De Yoff à Guédiawaye, le littoral est décoré de gravats. Ils y sont déposés, soit pour essayer d’arrêter l’avancée de la mer, soit pour s’en débarrasser simplement. Les chantiers sont pointés du doigt. Mais ces actes ne sont pas sans conséquences environnementales.
Entre son domicile dépourvu de peinture et la mer, c’est moins de 100 mètres. Alors Ndiatté Guèye, sexagénaire Lébou, visage tatoué de traits de vieillesse, ne dort désormais que d’un seul œil. La mer gronde et avance vertigineusement. Sur son visage, ne pointe aucune once de joie, juste de la peine, même dans ses cernes. Ses yeux sont éteints par l’indicible horreur qui le guette : la disparition de sa maison. Le patriarche aux 13 enfants, issus de 3 femmes, n’a qu’une seule barricade. « Désormais, mes enfants et moi avons érigé des tas de gravats devant la maison pour contrer les eaux. Comme personne ne nous vient en aide, nous nous protégeons », expose-t-il, tout en perçant l’horizon du regard. Devant la maison, beaucoup de pierres sont superposées les unes sur les autres.
De Yoff à Malika, en passant par la bande de filaos de Guédiawaye, les somptueuses dunes de sable croulent sous le poids des gravats déposés à côté.
Dans cette partie de la Grande côte dakaroise, une des rares grandes superficies en termes de plage, le littoral est devenu un déversoir de tous les liquides. « À Guédiawaye, à cause des projets immobiliers sur la bande des filaos, on jette tout sur le sable. Les gravats sont amassés sur les parcelles et c’est le terreau fertile aux eaux usées. Les gens ont trouvé dans ces pierres le moyen de se débarrasser de leurs eaux issues des fosses septiques et des déchets domestiques. Le littoral est très sale », décrie Talla Guèye du Collectif pour la défense de la bande de filaos de Guédiawaye.
À la plage de Diamalaye, quartier chic de Yoff, les amas de gravats dégagent un parfum fétide à cause des déchets liquides. Ici, les eaux domestiques se mélangent aux urines vidées par certains sportifs. On se bouche le nez ou l’on détourne le regard, tellement les effluves incommodent. Le sol noirâtre cohabite avec les ordures amoncelées le long du sable vermoulu. Les vagues noircies par ce cocktail de saleté lâchent de longues rafales qui s’écrasent sur les rives.
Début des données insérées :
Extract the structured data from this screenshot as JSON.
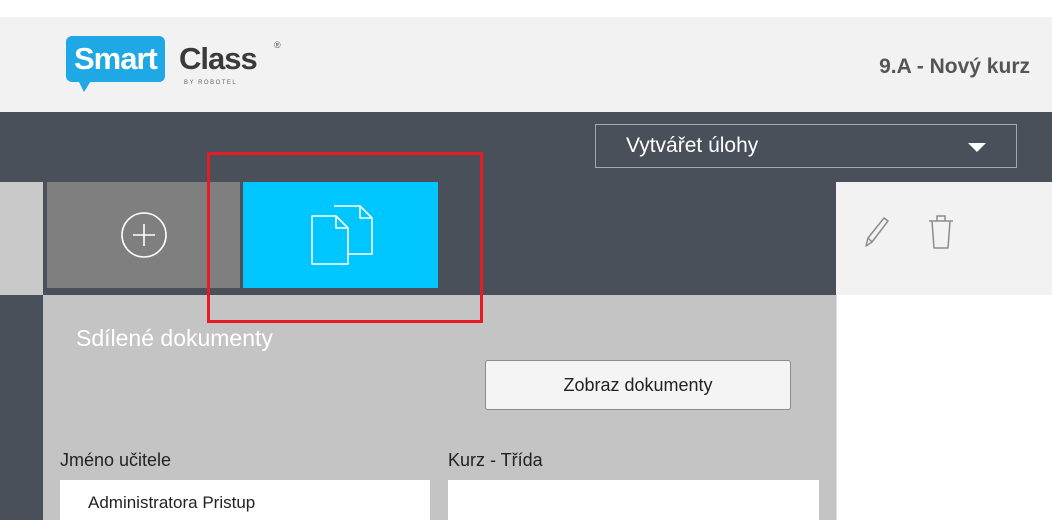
{
  "logo": {
    "smart": "Smart",
    "class": "Class",
    "reg": "®",
    "by": "BY ROBOTEL"
  },
  "header": {
    "title": "9.A - Nový kurz"
  },
  "toolbar": {
    "task_select_value": "Vytvářet úlohy"
  },
  "tabs": {
    "add": {
      "icon": "plus-circle-icon"
    },
    "documents": {
      "icon": "documents-icon"
    }
  },
  "actions": {
    "edit_icon": "pencil-icon",
    "delete_icon": "trash-icon"
  },
  "panel": {
    "title": "Sdílené dokumenty",
    "show_button": "Zobraz dokumenty",
    "teacher_label": "Jméno učitele",
    "course_label": "Kurz - Třída",
    "teacher_value": "Administratora Pristup",
    "course_value": ""
  },
  "colors": {
    "accent": "#00c6ff",
    "toolbar": "#4a5059",
    "logo_blue": "#1ea8e5",
    "highlight": "#e51c23"
  }
}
Ce samedi 8 février 2025, l’après-midi offre une marée haute. Désormais, les tas de pierre font partie du décor. Tessons de bouteilles, résidus de plastique, tissus, canettes vides… attention aux marcheurs ou baigneurs. « L’appétit immobilier pour la cité Diamalaye va se transformer en drame environnemental. Au-delà de la mauvaise odeur, on ne peut plus faire correctement du sport sans marcher sur des pierres. À force de créer des tas de gravats, tous les déchets liquides y sont déversés et l’eau va déborder jusqu’à la mer. L’eau de mer est aujourd’hui très polluée », s’insurge Babacar Diagne dit Abou, l’un des jeunes qui se battent pour la sauvegarde du foncier dans ce quartier de Yoff.
En attendant que l’État prenne en charge cette question qui risque de favoriser l’érosion côtière, les populations ont trouvé leur lieu privilégié pour les gravats. Interpellée sur la question, Madeleine Diouf Sarr, directrice du Changement climatique, de la Transition écologique et des Financements verts au ministère de l’Environnement, a indiqué qu’une mission va être faite pour arrêter ce phénomène. « C’est déjà requis par l’autorité », a précisé laconiquement Mme Sarr.